- Episode no.: Season 3 Episode 7
- Directed by: Jonathan Judge
- Written by: Magda Liolis and Polly Draper
- Cinematography by: Ken H. Keller
- Editing by: Craig Cobb
- Production code: 308
- Original air date: February 7, 2009

Guest appearance
- Victoria Justice

Episode chronology
| ← Previous "Secrets of the NBB Summer Tour (TV special)" | Next → "Naked Idol (TV movie)" |

= Valentine Dream Date =

"Valentine Dream Date" is the seventh episode and the second holiday special on the part documentary and part rock-mockumentary musical comedy series The Naked Brothers Band, which was created by Polly Draper. The premise of "Valentine's Dream Date" is that Nat is on a dating competition show and his dream date ends up being Victoria Justice, which eventually causes problems with his girl friend Rosalina. Alex also has romantic problems of his own.

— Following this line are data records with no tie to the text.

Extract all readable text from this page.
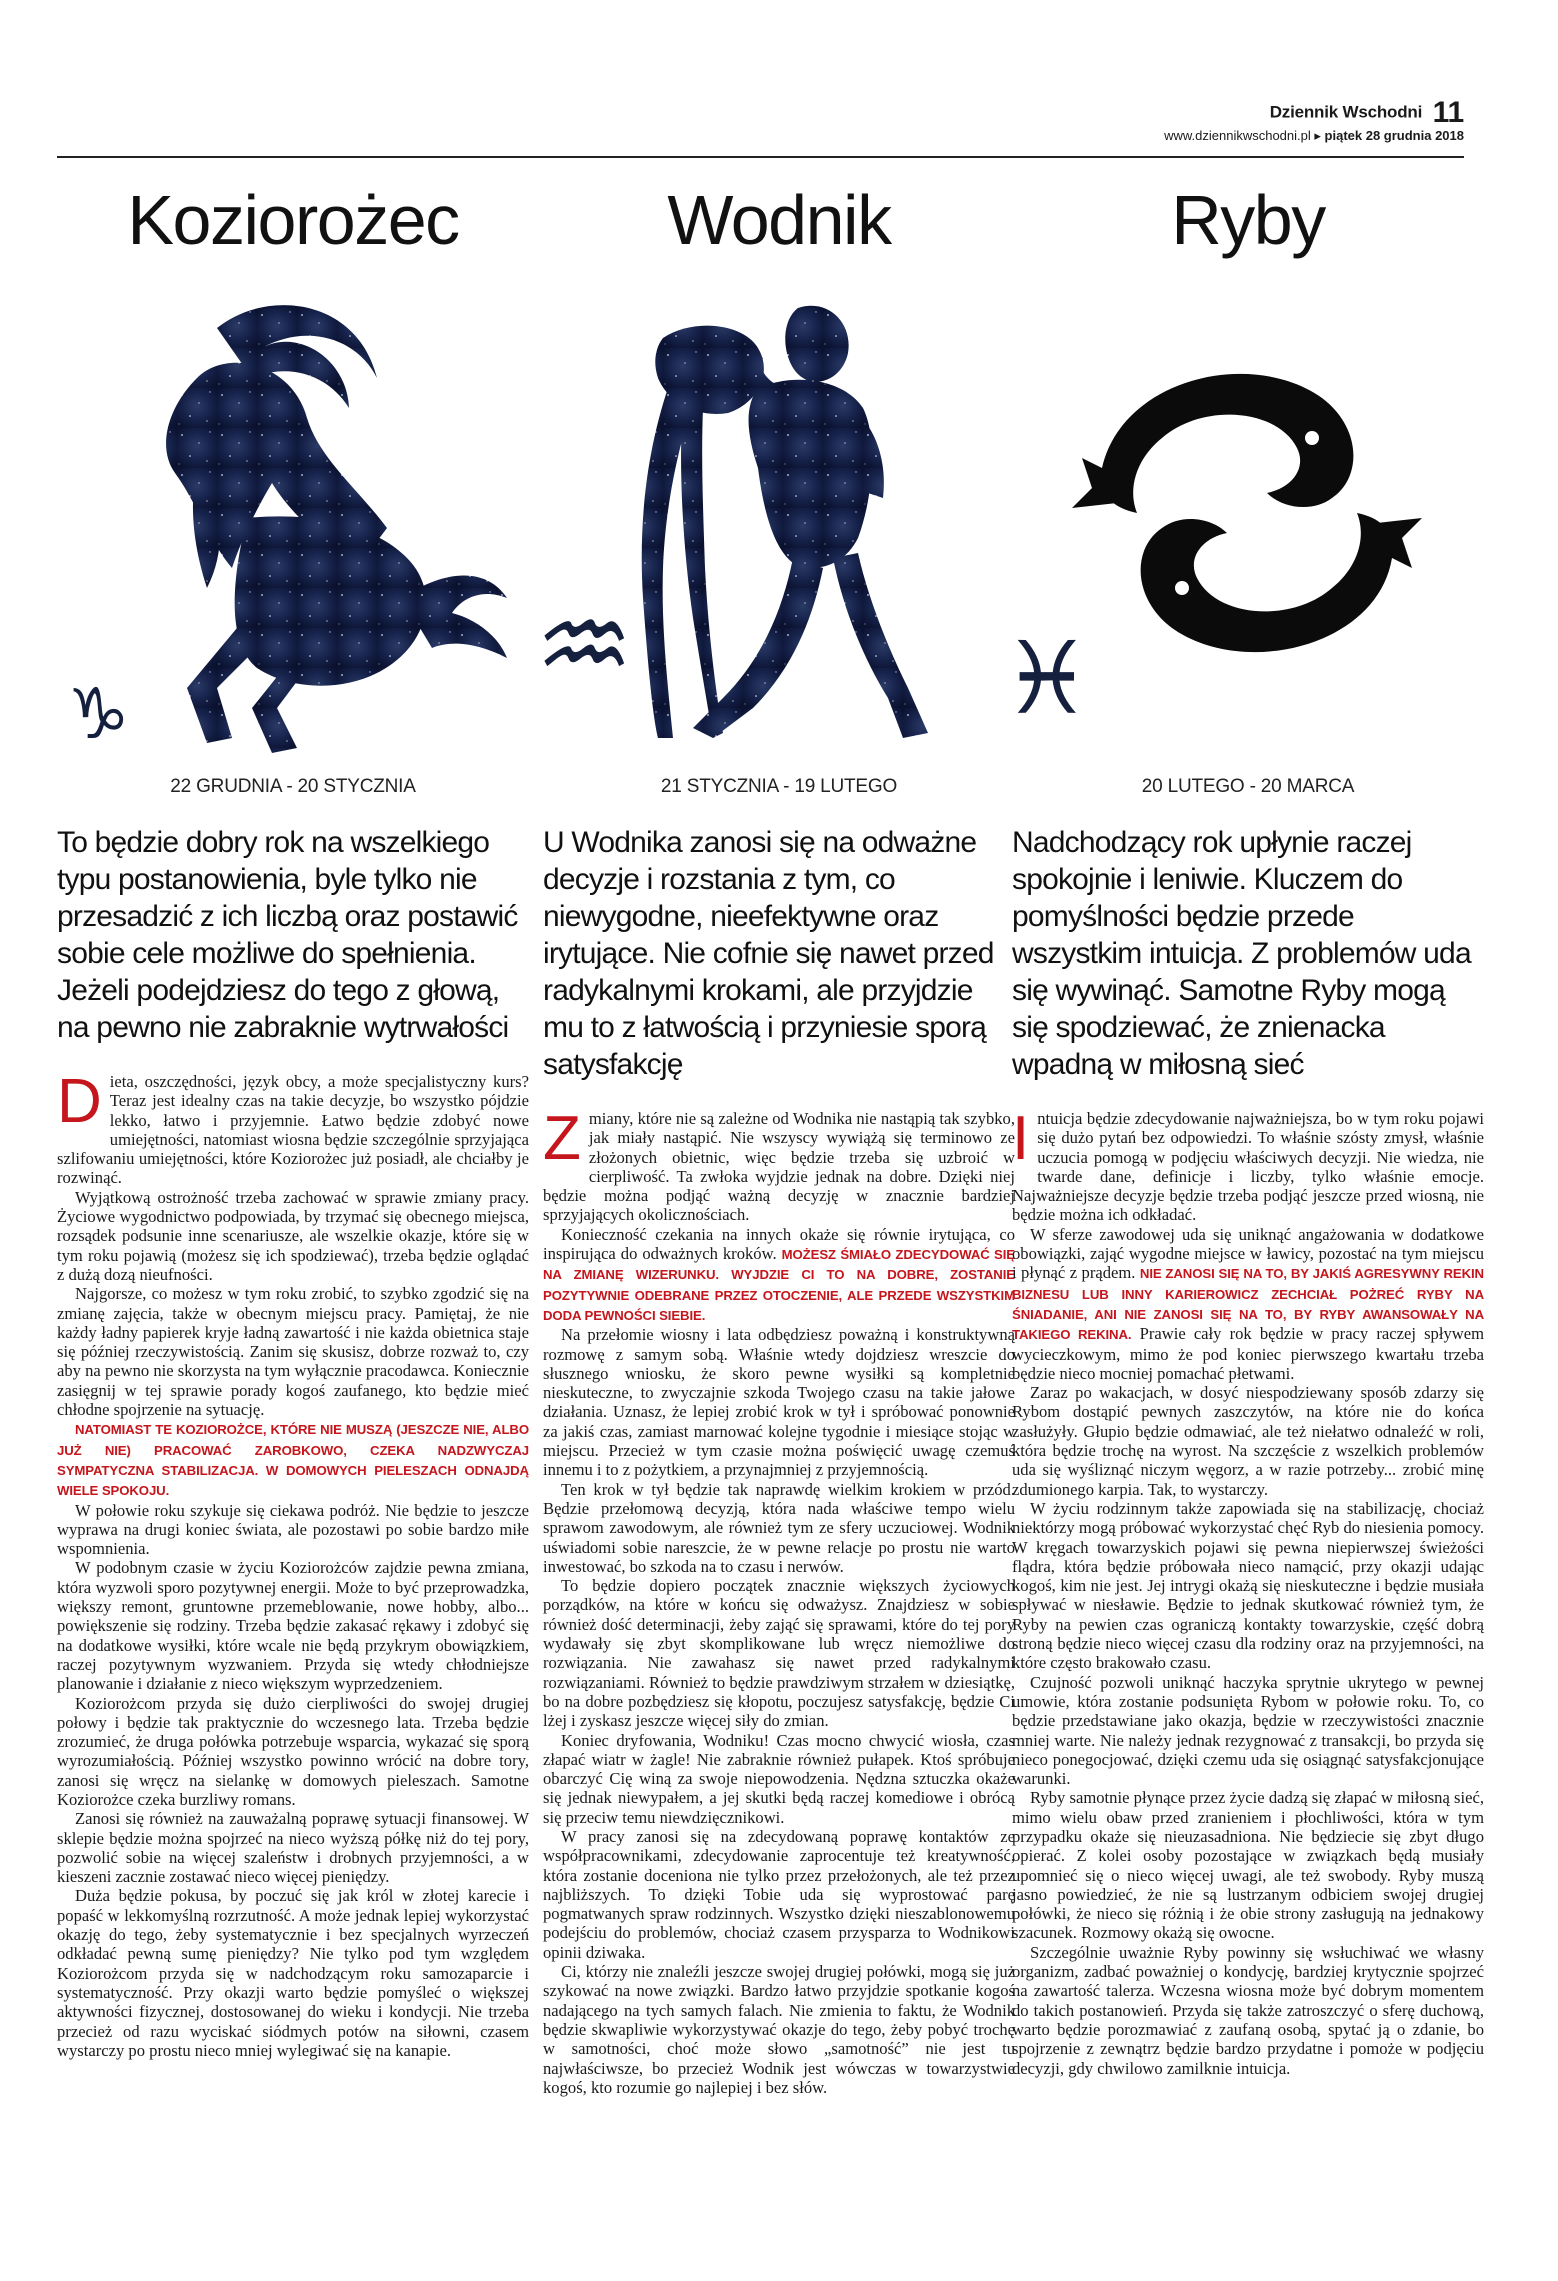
Dziennik Wschodni 11
www.dziennikwschodni.pl ▸ piątek 28 grudnia 2018
Koziorożec
♑
22 GRUDNIA - 20 STYCZNIA
To będzie dobry rok na wszelkiego typu postanowienia, byle tylko nie przesadzić z ich liczbą oraz postawić sobie cele możliwe do spełnienia. Jeżeli podejdziesz do tego z głową, na pewno nie zabraknie wytrwałości

Dieta, oszczędności, język obcy, a może specjalistyczny kurs? Teraz jest idealny czas na takie decyzje, bo wszystko pójdzie lekko, łatwo i przyjemnie. Łatwo będzie zdobyć nowe umiejętności, natomiast wiosna będzie szczególnie sprzyjająca szlifowaniu umiejętności, które Koziorożec już posiadł, ale chciałby je rozwinąć.

Wyjątkową ostrożność trzeba zachować w sprawie zmiany pracy. Życiowe wygodnictwo podpowiada, by trzymać się obecnego miejsca, rozsądek podsunie inne scenariusze, ale wszelkie okazje, które się w tym roku pojawią (możesz się ich spodziewać), trzeba będzie oglądać z dużą dozą nieufności.

Najgorsze, co możesz w tym roku zrobić, to szybko zgodzić się na zmianę zajęcia, także w obecnym miejscu pracy. Pamiętaj, że nie każdy ładny papierek kryje ładną zawartość i nie każda obietnica staje się później rzeczywistością. Zanim się skusisz, dobrze rozważ to, czy aby na pewno nie skorzysta na tym wyłącznie pracodawca. Koniecznie zasięgnij w tej sprawie porady kogoś zaufanego, kto będzie mieć chłodne spojrzenie na sytuację.

NATOMIAST TE KOZIOROŻCE, KTÓRE NIE MUSZĄ (JESZCZE NIE, ALBO JUŻ NIE) PRACOWAĆ ZAROBKOWO, CZEKA NADZWYCZAJ SYMPATYCZNA STABILIZACJA. W DOMOWYCH PIELESZACH ODNAJDĄ WIELE SPOKOJU.

W połowie roku szykuje się ciekawa podróż. Nie będzie to jeszcze wyprawa na drugi koniec świata, ale pozostawi po sobie bardzo miłe wspomnienia.

W podobnym czasie w życiu Koziorożców zajdzie pewna zmiana, która wyzwoli sporo pozytywnej energii. Może to być przeprowadzka, większy remont, gruntowne przemeblowanie, nowe hobby, albo... powiększenie się rodziny. Trzeba będzie zakasać rękawy i zdobyć się na dodatkowe wysiłki, które wcale nie będą przykrym obowiązkiem, raczej pozytywnym wyzwaniem. Przyda się wtedy chłodniejsze planowanie i działanie z nieco większym wyprzedzeniem.

Koziorożcom przyda się dużo cierpliwości do swojej drugiej połowy i będzie tak praktycznie do wczesnego lata. Trzeba będzie zrozumieć, że druga połówka potrzebuje wsparcia, wykazać się sporą wyrozumiałością. Później wszystko powinno wrócić na dobre tory, zanosi się wręcz na sielankę w domowych pieleszach. Samotne Koziorożce czeka burzliwy romans.

Zanosi się również na zauważalną poprawę sytuacji finansowej. W sklepie będzie można spojrzeć na nieco wyższą półkę niż do tej pory, pozwolić sobie na więcej szaleństw i drobnych przyjemności, a w kieszeni zacznie zostawać nieco więcej pieniędzy.

Duża będzie pokusa, by poczuć się jak król w złotej karecie i popaść w lekkomyślną rozrzutność. A może jednak lepiej wykorzystać okazję do tego, żeby systematycznie i bez specjalnych wyrzeczeń odkładać pewną sumę pieniędzy? Nie tylko pod tym względem Koziorożcom przyda się w nadchodzącym roku samozaparcie i systematyczność. Przy okazji warto będzie pomyśleć o większej aktywności fizycznej, dostosowanej do wieku i kondycji. Nie trzeba przecież od razu wyciskać siódmych potów na siłowni, czasem wystarczy po prostu nieco mniej wylegiwać się na kanapie.

Wodnik
♒
21 STYCZNIA - 19 LUTEGO
U Wodnika zanosi się na odważne decyzje i rozstania z tym, co niewygodne, nieefektywne oraz irytujące. Nie cofnie się nawet przed radykalnymi krokami, ale przyjdzie mu to z łatwością i przyniesie sporą satysfakcję

Zmiany, które nie są zależne od Wodnika nie nastąpią tak szybko, jak miały nastąpić. Nie wszyscy wywiążą się terminowo ze złożonych obietnic, więc będzie trzeba się uzbroić w cierpliwość. Ta zwłoka wyjdzie jednak na dobre. Dzięki niej będzie można podjąć ważną decyzję w znacznie bardziej sprzyjających okolicznościach.

Konieczność czekania na innych okaże się równie irytująca, co inspirująca do odważnych kroków. MOŻESZ ŚMIAŁO ZDECYDOWAĆ SIĘ NA ZMIANĘ WIZERUNKU. WYJDZIE CI TO NA DOBRE, ZOSTANIE POZYTYWNIE ODEBRANE PRZEZ OTOCZENIE, ALE PRZEDE WSZYSTKIM DODA PEWNOŚCI SIEBIE.

Na przełomie wiosny i lata odbędziesz poważną i konstruktywną rozmowę z samym sobą. Właśnie wtedy dojdziesz wreszcie do słusznego wniosku, że skoro pewne wysiłki są kompletnie nieskuteczne, to zwyczajnie szkoda Twojego czasu na takie jałowe działania. Uznasz, że lepiej zrobić krok w tył i spróbować ponownie za jakiś czas, zamiast marnować kolejne tygodnie i miesiące stojąc w miejscu. Przecież w tym czasie można poświęcić uwagę czemuś innemu i to z pożytkiem, a przynajmniej z przyjemnością.

Ten krok w tył będzie tak naprawdę wielkim krokiem w przód. Będzie przełomową decyzją, która nada właściwe tempo wielu sprawom zawodowym, ale również tym ze sfery uczuciowej. Wodnik uświadomi sobie nareszcie, że w pewne relacje po prostu nie warto inwestować, bo szkoda na to czasu i nerwów.

To będzie dopiero początek znacznie większych życiowych porządków, na które w końcu się odważysz. Znajdziesz w sobie również dość determinacji, żeby zająć się sprawami, które do tej pory wydawały się zbyt skomplikowane lub wręcz niemożliwe do rozwiązania. Nie zawahasz się nawet przed radykalnymi rozwiązaniami. Również to będzie prawdziwym strzałem w dziesiątkę, bo na dobre pozbędziesz się kłopotu, poczujesz satysfakcję, będzie Ci lżej i zyskasz jeszcze więcej siły do zmian.

Koniec dryfowania, Wodniku! Czas mocno chwycić wiosła, czas złapać wiatr w żagle! Nie zabraknie również pułapek. Ktoś spróbuje obarczyć Cię winą za swoje niepowodzenia. Nędzna sztuczka okaże się jednak niewypałem, a jej skutki będą raczej komediowe i obrócą się przeciw temu niewdzięcznikowi.

W pracy zanosi się na zdecydowaną poprawę kontaktów ze współpracownikami, zdecydowanie zaprocentuje też kreatywność, która zostanie doceniona nie tylko przez przełożonych, ale też przez najbliższych. To dzięki Tobie uda się wyprostować parę pogmatwanych spraw rodzinnych. Wszystko dzięki nieszablonowemu podejściu do problemów, chociaż czasem przysparza to Wodnikowi opinii dziwaka.

Ci, którzy nie znaleźli jeszcze swojej drugiej połówki, mogą się już szykować na nowe związki. Bardzo łatwo przyjdzie spotkanie kogoś nadającego na tych samych falach. Nie zmienia to faktu, że Wodnik będzie skwapliwie wykorzystywać okazje do tego, żeby pobyć trochę w samotności, choć może słowo „samotność” nie jest tu najwłaściwsze, bo przecież Wodnik jest wówczas w towarzystwie kogoś, kto rozumie go najlepiej i bez słów.

Ryby
♓
20 LUTEGO - 20 MARCA
Nadchodzący rok upłynie raczej spokojnie i leniwie. Kluczem do pomyślności będzie przede wszystkim intuicja. Z problemów uda się wywinąć. Samotne Ryby mogą się spodziewać, że znienacka wpadną w miłosną sieć

Intuicja będzie zdecydowanie najważniejsza, bo w tym roku pojawi się dużo pytań bez odpowiedzi. To właśnie szósty zmysł, właśnie uczucia pomogą w podjęciu właściwych decyzji. Nie wiedza, nie twarde dane, definicje i liczby, tylko właśnie emocje. Najważniejsze decyzje będzie trzeba podjąć jeszcze przed wiosną, nie będzie można ich odkładać.

W sferze zawodowej uda się uniknąć angażowania w dodatkowe obowiązki, zająć wygodne miejsce w ławicy, pozostać na tym miejscu i płynąć z prądem. NIE ZANOSI SIĘ NA TO, BY JAKIŚ AGRESYWNY REKIN BIZNESU LUB INNY KARIEROWICZ ZECHCIAŁ POŻREĆ RYBY NA ŚNIADANIE, ANI NIE ZANOSI SIĘ NA TO, BY RYBY AWANSOWAŁY NA TAKIEGO REKINA. Prawie cały rok będzie w pracy raczej spływem wycieczkowym, mimo że pod koniec pierwszego kwartału trzeba będzie nieco mocniej pomachać płetwami.

Zaraz po wakacjach, w dosyć niespodziewany sposób zdarzy się Rybom dostąpić pewnych zaszczytów, na które nie do końca zasłużyły. Głupio będzie odmawiać, ale też niełatwo odnaleźć w roli, która będzie trochę na wyrost. Na szczęście z wszelkich problemów uda się wyśliznąć niczym węgorz, a w razie potrzeby... zrobić minę zdumionego karpia. Tak, to wystarczy.

W życiu rodzinnym także zapowiada się na stabilizację, chociaż niektórzy mogą próbować wykorzystać chęć Ryb do niesienia pomocy. W kręgach towarzyskich pojawi się pewna niepierwszej świeżości flądra, która będzie próbowała nieco namącić, przy okazji udając kogoś, kim nie jest. Jej intrygi okażą się nieskuteczne i będzie musiała spływać w niesławie. Będzie to jednak skutkować również tym, że Ryby na pewien czas ograniczą kontakty towarzyskie, część dobrą stroną będzie nieco więcej czasu dla rodziny oraz na przyjemności, na które często brakowało czasu.

Czujność pozwoli uniknąć haczyka sprytnie ukrytego w pewnej umowie, która zostanie podsunięta Rybom w połowie roku. To, co będzie przedstawiane jako okazja, będzie w rzeczywistości znacznie mniej warte. Nie należy jednak rezygnować z transakcji, bo przyda się nieco ponegocjować, dzięki czemu uda się osiągnąć satysfakcjonujące warunki.

Ryby samotnie płynące przez życie dadzą się złapać w miłosną sieć, mimo wielu obaw przed zranieniem i płochliwości, która w tym przypadku okaże się nieuzasadniona. Nie będziecie się zbyt długo opierać. Z kolei osoby pozostające w związkach będą musiały upomnieć się o nieco więcej uwagi, ale też swobody. Ryby muszą jasno powiedzieć, że nie są lustrzanym odbiciem swojej drugiej połówki, że nieco się różnią i że obie strony zasługują na jednakowy szacunek. Rozmowy okażą się owocne.

Szczególnie uważnie Ryby powinny się wsłuchiwać we własny organizm, zadbać poważniej o kondycję, bardziej krytycznie spojrzeć na zawartość talerza. Wczesna wiosna może być dobrym momentem do takich postanowień. Przyda się także zatroszczyć o sferę duchową, warto będzie porozmawiać z zaufaną osobą, spytać ją o zdanie, bo spojrzenie z zewnątrz będzie bardzo przydatne i pomoże w podjęciu decyzji, gdy chwilowo zamilknie intuicja.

"Valentine's Dream Date" is part of the Nickelodeon's Crush Weekend, which consists of episode premieres of different TV shows on TEENick that's hosted by iCarly star Miranda Cosgrove and American Idol seventh season's runner-up David Archuleta. Archuleta guest starred on iCarly during the Crush Weekend marathon in 2009.

==Plot==
Nat decides to go on a dating game show to win a dream date with Victoria Justice. Later on, Nat's girl friend Rosalina takes a break from her six-month boat cruise to surprise Nat for a visit, but Nat needs to figure out how to explain to her about the dating game show.

Alex also has dating problems himself; Alex helps his babysitter-tutor Jesse get back together with her ex-boyfriend Abdul, by pretending to be Cupid. Abdul ends up falling in love with Jesse, which causes problems for Alex since he always claimed to be her boyfriend, ever since he was 6-and-a-half-years-old.